5. The OSS plugin is the funnel, not the product¶
The plugin is intentionally scoped to local pytest runs and CI. The things that need a backend — cross-run history, scheduled monitoring, behavior-diff alerts on regression, the Bot Health Score composite — live in the managed WardenBot AI service.
This split is explicit so we don't accept PRs that drift the plugin into "a small version of the managed service." If your idea is in the second bucket, the right home is the managed-service intake form.
This also means:
- The OSS plugin will never gain a managed-service mode that secretly uploads your data somewhere.
- Apache 2.0, forever. No license rugpulls.
- No telemetry by default.
6. Honest reliability disclosure¶
The LLM-judge tests use Anthropic Haiku 4.5 by default. Per published research, single LLM judges agree with human raters about 80% of the time on safety/quality scoring. We say this explicitly in the docs, in the judge module docstring, and in failure messages.

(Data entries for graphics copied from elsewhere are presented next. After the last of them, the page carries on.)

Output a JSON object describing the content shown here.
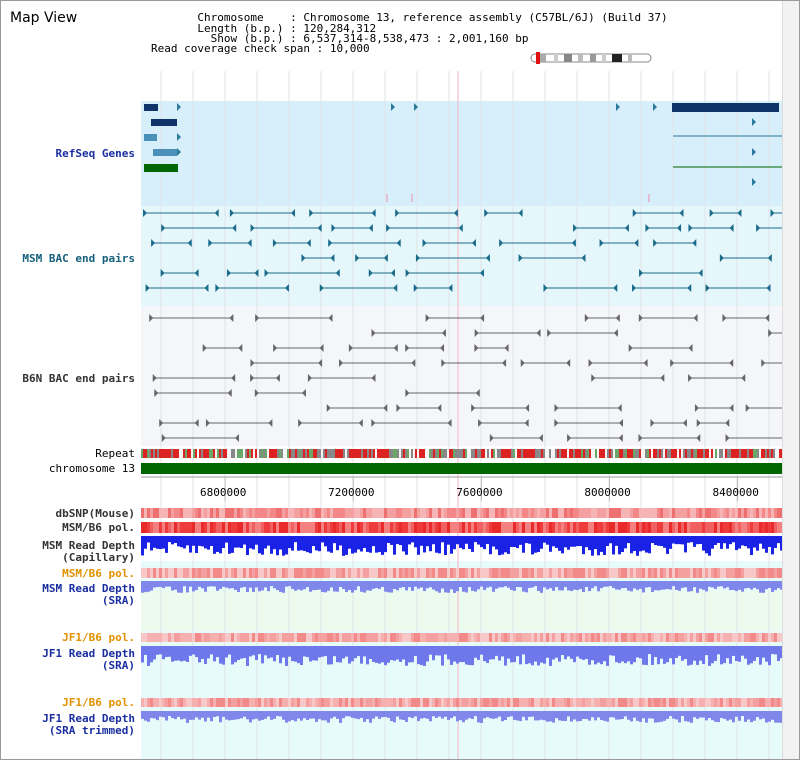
{
  "title": "Map View",
  "info": {
    "chromosome_key": "Chromosome",
    "chromosome_val": "Chromosome 13, reference assembly (C57BL/6J) (Build 37)",
    "length_key": "Length (b.p.)",
    "length_val": "120,284,312",
    "show_key": "Show (b.p.)",
    "show_val": "6,537,314-8,538,473 : 2,001,160 bp",
    "span_key": "Read coverage check span",
    "span_val": "10,000"
  },
  "labels": {
    "refseq": "RefSeq Genes",
    "msm_bac": "MSM BAC end pairs",
    "b6n_bac": "B6N BAC end pairs",
    "repeat": "Repeat",
    "chromosome": "chromosome 13",
    "dbsnp": "dbSNP(Mouse)",
    "msm_pol": "MSM/B6 pol.",
    "msm_depth_cap_1": "MSM Read Depth",
    "msm_depth_cap_2": "(Capillary)",
    "msm_pol_2": "MSM/B6 pol.",
    "msm_depth_sra_1": "MSM Read Depth",
    "msm_depth_sra_2": "(SRA)",
    "jf1_pol": "JF1/B6 pol.",
    "jf1_depth_sra_1": "JF1 Read Depth",
    "jf1_depth_sra_2": "(SRA)",
    "jf1_pol_2": "JF1/B6 pol.",
    "jf1_depth_trim_1": "JF1 Read Depth",
    "jf1_depth_trim_2": "(SRA trimmed)"
  },
  "axis": {
    "start": 6537314,
    "end": 8538473,
    "ticks": [
      "6800000",
      "7200000",
      "7600000",
      "8000000",
      "8400000"
    ],
    "tick_values": [
      6800000,
      7200000,
      7600000,
      8000000,
      8400000
    ]
  },
  "colors": {
    "refseq_bg": "#d7effa",
    "msm_bg": "#e6f7fb",
    "lower_bg": "#e8fbfb",
    "navy": "#10336a",
    "teal": "#16607c",
    "green": "#006600",
    "repeat_red": "#dd2222"
  }
}
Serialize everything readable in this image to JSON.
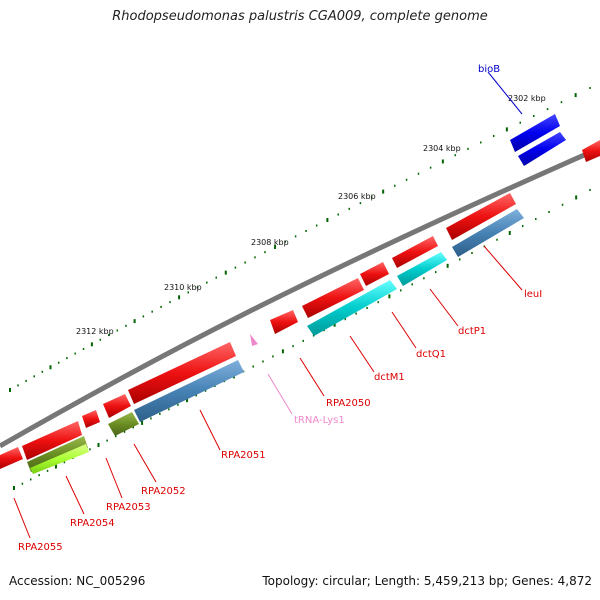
{
  "title": "Rhodopseudomonas palustris CGA009, complete genome",
  "footer": {
    "accession": "Accession: NC_005296",
    "summary": "Topology: circular; Length: 5,459,213 bp; Genes: 4,872"
  },
  "ticks": [
    "2302 kbp",
    "2304 kbp",
    "2306 kbp",
    "2308 kbp",
    "2310 kbp",
    "2312 kbp"
  ],
  "genes": [
    {
      "name": "bioB",
      "color": "#0000cc"
    },
    {
      "name": "leuI",
      "color": "#dd0000"
    },
    {
      "name": "dctP1",
      "color": "#dd0000"
    },
    {
      "name": "dctQ1",
      "color": "#dd0000"
    },
    {
      "name": "dctM1",
      "color": "#dd0000"
    },
    {
      "name": "RPA2050",
      "color": "#dd0000"
    },
    {
      "name": "tRNA-Lys1",
      "color": "#ee88cc"
    },
    {
      "name": "RPA2051",
      "color": "#dd0000"
    },
    {
      "name": "RPA2052",
      "color": "#dd0000"
    },
    {
      "name": "RPA2053",
      "color": "#dd0000"
    },
    {
      "name": "RPA2054",
      "color": "#dd0000"
    },
    {
      "name": "RPA2055",
      "color": "#dd0000"
    }
  ],
  "colors": {
    "cds": "#ee1111",
    "blue_feature": "#0000ee",
    "cog_steel": "#4682b4",
    "cog_cyan": "#00cccc",
    "cog_olive": "#6b8e23",
    "cog_lime": "#aaff33",
    "backbone": "#777777",
    "tick": "#006400"
  }
}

The alternative — selling LLM-judge as if it were 100% reliable — would be dishonest and would break user trust the first time the judge got it wrong on a high-stakes call.
7. Maintainer commitments¶
- Semver. Major bumps come with 6-month deprecation warnings.
- No surprise license changes. The license is in
LICENSE.md. It's Apache 2.0. It will stay Apache 2.0. - No telemetry without opt-in. If we ever add opt-in telemetry, the data shape will be documented and the opt-in will be explicit (not a buried setting).
- Monthly minor releases on the second Tuesday of the month.
- Triage rule. Anything the managed service does is out-of-scope for the plugin. PRs that try to add it will be politely declined with the rationale documented above.